Die KV Berlin stört sich an der Kurzfristigkeit der Verordnung. Man habe kaum Zeit, die Praxen zu informieren, die Ärzte wiederum keine Zeit, sich auf den Ansturm der Patienten vorzubereiten. „Die Testpflicht macht das Chaos perfekt“, heißt es in einer Pressemitteilung.

Ähnlich sieht das der Hausärzteverband Hessen. Er ärgert sich darüber, dass am Tag des Abstrichs keine weiteren kurativen Leistungen für den Patienten abgerechnet werden dürfen. „Hier haben die Bürokraten sich was Tolles ausgedacht!“, lautet die sarkastische Einschätzung.

System der Fallunterscheidungen kaum noch zu durchschauen

Grundsätzlich sei das System der Corona-Fallunterscheidungen zu komplex und bürokratisch geworden, kritisiert auch Mark Barjenbruch, Vorsitzender der KV Niedersachsen. Wenn ein Patient vom Gesundheitsamt zum Test geschickt worden sei, müsse der Test dem Gesundheitsamt in Rechnung gestellt werden – allgemeingültige Abrechnungswege würden dafür aber noch nicht bestehen. Wenn ein Patient dagegen einen Test benötige, weil etwa der Arbeitgeber einen negativen Nachweis verlangt, müsse er dies aus eigener Tasche bezahlen. Gehe wiederum ein Patient für eine Operation ins Krankenhaus, müsse dieses den Test als prästationäre Leistung übernehmen. Eine Begleitperson müsste den Test selbst bezahlen.

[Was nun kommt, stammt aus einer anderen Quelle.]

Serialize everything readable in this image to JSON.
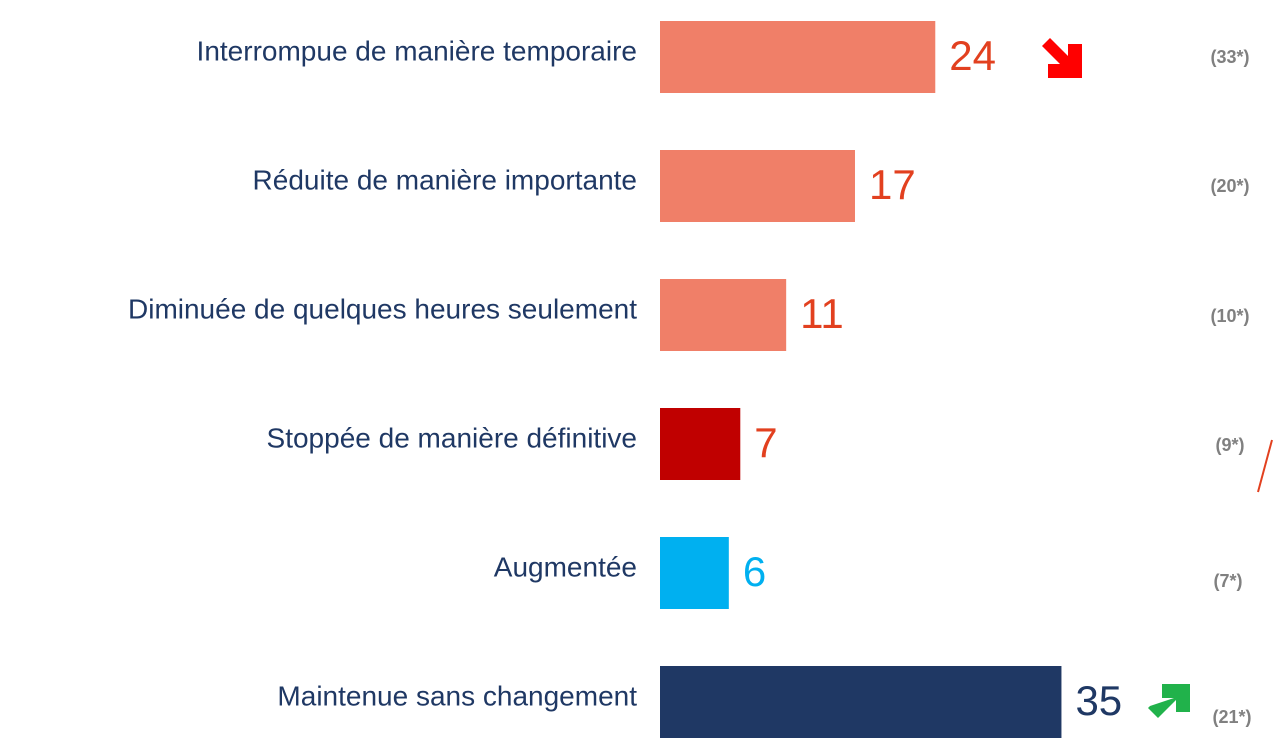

In Rheinland-Pfalz haben Politik und KV derweil eine harmonische Lösung gefunden: Das Land übernimmt die Verantwortung für die Testung der Rückkehrer und hat hierfür vier Testzentren eingerichtet. Reisende aus Nicht-Risikogebieten können diese Strukturen freiwillig nutzen. Die Landesregierung betonte explizit, dass Vertragsärzte nicht verpflichtet sind, den Abstrich anzubieten. Die KV begrüßt die rasche Reaktion und erklärt, sie sei gerne bereit, den Öffentlichen Gesundheitsdienst zu unterstützen. Sie stellt eine Liste der Niedergelassenen zusammen, die den Abstrich ebenfalls anbieten und an die verwiesen werden kann.